IN THE WEE HOURS OF THE MORNING on 15 March, as the moon set to make way for the morning sun, the air in the town of Seuria, in Kushtia district on Bangladesh’s western border, reverberated with the sound of thousands of singing voices and accompanying ektaras. Amid a haze of marijuana smoke, lakhs of Bauls and other devotees thronged the shrine of Fakir Lalon Shah, a mystic philosopher and poet revered as the founder of Baul music, for the Dol Purnima Utsab. All around, Bauls gathered in makeshift, informal circles to engage in sadhu-shongos (spiritual discourses) and try to recall some of Lalon’s forgotten songs.
Fakir Muhammad Ali Shah, the khadem (custodian) of the shrine, where Lalon lies buried, told me the twice-yearly festival “has a lot of significance in terms of our cosmology.” Besides honouring Lalon, who died in 1890, the gathering also celebrates the birth of Chaitanya Mahaprabhu, a sixteenth-century saint, since many Bauls believe Lalon was a later incarnation of this scion of the Vaishnavite movement. Little is known about Lalon’s life, though there is no shortage of legends. Shah told me that Lalon landed up in Seuria as a teenager, semi-comatose and suffering from smallpox, aboard a banana-leaf raft carried by the Kaliganga River, in 1774 (the year he is believed to have been born). He arrived between 1 and 3 Choitro on the Bengali calendar, which corresponds to the full moon in March. “Fokir Lalon, at some point, began observing these three auspicious days as his abirbhaabdibosh”—roughly, his “date of arrival.” Bauls have celebrated those days ever since.

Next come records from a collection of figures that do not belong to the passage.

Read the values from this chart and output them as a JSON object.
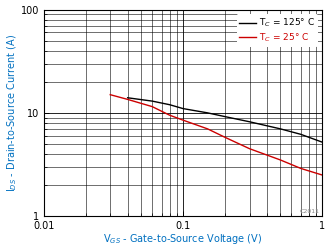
{
  "xlabel": "V$_{GS}$ - Gate-to-Source Voltage (V)",
  "ylabel": "I$_{DS}$ - Drain-to-Source Current (A)",
  "xlim": [
    0.01,
    1.0
  ],
  "ylim": [
    1,
    100
  ],
  "legend_labels": [
    "T$_C$ = 125° C",
    "T$_C$ = 25° C"
  ],
  "legend_colors": [
    "#000000",
    "#cc0000"
  ],
  "line_125C_x": [
    0.04,
    0.06,
    0.08,
    0.1,
    0.15,
    0.2,
    0.3,
    0.5,
    0.7,
    1.0
  ],
  "line_125C_y": [
    14.0,
    13.0,
    12.0,
    11.0,
    10.0,
    9.2,
    8.2,
    7.0,
    6.2,
    5.2
  ],
  "line_25C_x": [
    0.03,
    0.04,
    0.06,
    0.08,
    0.1,
    0.15,
    0.2,
    0.3,
    0.5,
    0.7,
    1.0
  ],
  "line_25C_y": [
    15.0,
    13.5,
    11.5,
    9.5,
    8.5,
    7.0,
    5.8,
    4.5,
    3.5,
    2.9,
    2.5
  ],
  "watermark": "C2011",
  "bg_color": "#ffffff",
  "grid_color": "#000000",
  "axis_color": "#000000",
  "label_color": "#0070c0",
  "tick_label_color": "#000000",
  "figwidth": 3.31,
  "figheight": 2.52,
  "dpi": 100
}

Elsewhere in the shrine, I met fifteen-year-old Jibon from Hatiya village in Sadar Upazila, around twenty-five kilometres from Seuria. Jibon is crippled and blind, and could have been mistaken for one of the thousands of ailing people who visit the shrine every year in hope of miracle cures. But Jibon, a devout Baul, had come to sing some of Lalon’s songs for the crowd. He had been waiting, as had thousands of musicians and singers from across the subcontinent, for a turn on the main stage since early in the morning on 15 March, the first day of this year’s festival. Shah estimated that around 450 performers played on the main stage over the festival’s five days—extended this year from the customary three. He also put the total number of musicians in attendance at over five thousand, with Bauls also performing constantly at more than four hundred small gatherings around the shrine, making this one of the world’s largest annual Baul gatherings.
At 3.30 am on the second day of the festival, Jibon finally got his chance. After a full day of performances, the audience initially showed little interest in the young boy on stage. But it took Jibon only a minute to get the crowd on its feet as he launched into a popular Lalon song in his unexpectedly low, gravelly voice. Admirers threw taka notes at the stage, and Jibon, with a beaming smile and a magnetic stage presence, obliged shouted demands for an encore.
I headed backstage, where Jibon was busy counting the money he had received, carefully passing his fingers over the notes, one by one. “There is something in Lalon’s songs which just draws me to them,” he said. “I feel a sense of peace and calmness whenever I sing.” His uncle, Ayub Biswas, told me Jibon was “born lame and blind and did not have any interest in singing.” The boy’s father was a marfati (an accomplished Sufi mystic) and a devotee of Lalon, and was killed soon after Jibon’s birth in a family dispute. Soon after, “the young boy astonishingly developed a deep husky voice and started singing Lalon’s songs.” Jibon quickly grew popular in and around his village, Ayub said, and people gave him money wherever he sang.
Jibon’s seemingly miraculous talent is not surprising to Bauls. Maqsoodul Haque, a popular singer and a researcher on Bauls, explained that according to their belief, a person’s soul continues to live on even after he or she leaves the “physical state.” “Since Jibon’s father was a powerful marfati saint who left his physical state in an unnatural manner,” he said, many Bauls may think “he transmitted his powers on to his son, which finds reflection through his voice and songs.”